I live with low grade anxiety that sometimes jumps into high anxiety, and I fight a tendency toward obsessive behavior. Everyone – I assume – wonders sometimes if they left the stove on, but at certain times in my life, I’ve been so controlled by a recurring thought pattern that I’m pretty much incapacitated inside, while going about my day within the complete façade of an extroverted wittiness-lite routine. Keep them laughing and no one will realize you’re dancing on the edge. I think this tendency to obsess rolls into the all or nothing. I read books a dozen times. I’m a sporadic (weather permitting) runner, and when I’m in running mode, it’s like I’m terrified to stop, to go to yoga one day, or try out that spin class. I just know that if I don’t run today, and then don’t go tomorrow, I may never run again. Spin class may ironically be the beginning of my slide into complete sloth. I missed that memo about doing what you can, where and when you can, and starting again tomorrow. I’m a perfectionist trapped inside a frenetic, disorganized mind.

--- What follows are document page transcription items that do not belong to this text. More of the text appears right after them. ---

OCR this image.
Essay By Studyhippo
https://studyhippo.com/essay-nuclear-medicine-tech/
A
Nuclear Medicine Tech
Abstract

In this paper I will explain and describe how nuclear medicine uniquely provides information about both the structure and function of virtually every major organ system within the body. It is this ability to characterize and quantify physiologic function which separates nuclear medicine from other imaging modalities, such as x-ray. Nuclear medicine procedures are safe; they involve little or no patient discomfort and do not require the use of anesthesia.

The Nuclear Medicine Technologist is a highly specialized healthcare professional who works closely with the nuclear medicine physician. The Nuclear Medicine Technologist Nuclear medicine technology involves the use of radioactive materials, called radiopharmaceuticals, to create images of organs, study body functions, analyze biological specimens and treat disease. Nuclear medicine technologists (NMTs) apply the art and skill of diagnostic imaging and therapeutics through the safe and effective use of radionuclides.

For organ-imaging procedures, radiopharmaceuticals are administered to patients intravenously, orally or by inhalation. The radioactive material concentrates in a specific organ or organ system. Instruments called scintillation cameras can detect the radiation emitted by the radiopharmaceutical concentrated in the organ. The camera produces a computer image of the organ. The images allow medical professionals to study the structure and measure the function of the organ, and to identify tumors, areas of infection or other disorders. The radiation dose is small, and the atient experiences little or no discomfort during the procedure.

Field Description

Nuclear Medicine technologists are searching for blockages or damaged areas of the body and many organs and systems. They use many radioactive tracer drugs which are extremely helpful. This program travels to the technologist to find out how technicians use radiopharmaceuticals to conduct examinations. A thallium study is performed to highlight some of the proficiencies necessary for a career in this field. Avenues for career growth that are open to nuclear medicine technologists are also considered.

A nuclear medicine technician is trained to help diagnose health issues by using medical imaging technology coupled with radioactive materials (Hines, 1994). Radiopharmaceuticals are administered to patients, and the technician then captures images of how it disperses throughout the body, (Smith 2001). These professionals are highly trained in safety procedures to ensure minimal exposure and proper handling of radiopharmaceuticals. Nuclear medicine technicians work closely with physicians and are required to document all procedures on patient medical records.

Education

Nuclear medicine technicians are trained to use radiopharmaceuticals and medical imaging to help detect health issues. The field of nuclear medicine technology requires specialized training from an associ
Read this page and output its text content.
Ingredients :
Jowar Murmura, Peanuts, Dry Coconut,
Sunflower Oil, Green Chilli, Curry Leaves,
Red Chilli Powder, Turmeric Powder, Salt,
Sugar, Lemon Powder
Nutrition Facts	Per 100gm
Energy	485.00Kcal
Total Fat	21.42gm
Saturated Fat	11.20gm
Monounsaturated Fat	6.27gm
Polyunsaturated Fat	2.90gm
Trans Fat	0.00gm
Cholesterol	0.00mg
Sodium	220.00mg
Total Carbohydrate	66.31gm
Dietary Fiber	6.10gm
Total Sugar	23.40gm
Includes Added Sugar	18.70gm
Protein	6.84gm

Somehow, when I’ve chosen nothing of all or nothing, I’ve removed the struggle. Choosing a no loopholes approach means that I’ve moved from “I can’t” to “I just don’t.” There’s far less internal conflict in the latter, far less obsessing. Part of me, maybe a big part of me, wishes I could be a one cookie kind of girl. Moderation sounds perfectly logical. But perfectly logical is one thing I am not. And so I will continue eschewing gluten while devouring chocolate, and talking about yoga while I lace up my running shoes (snowmelt permitting, so let’s say about April). It seems to be working more than it’s not, which is my general litmus test these days.
And in the meantime, I’m going to assume that Samoas aren’t nearly as good as I remember, anyway.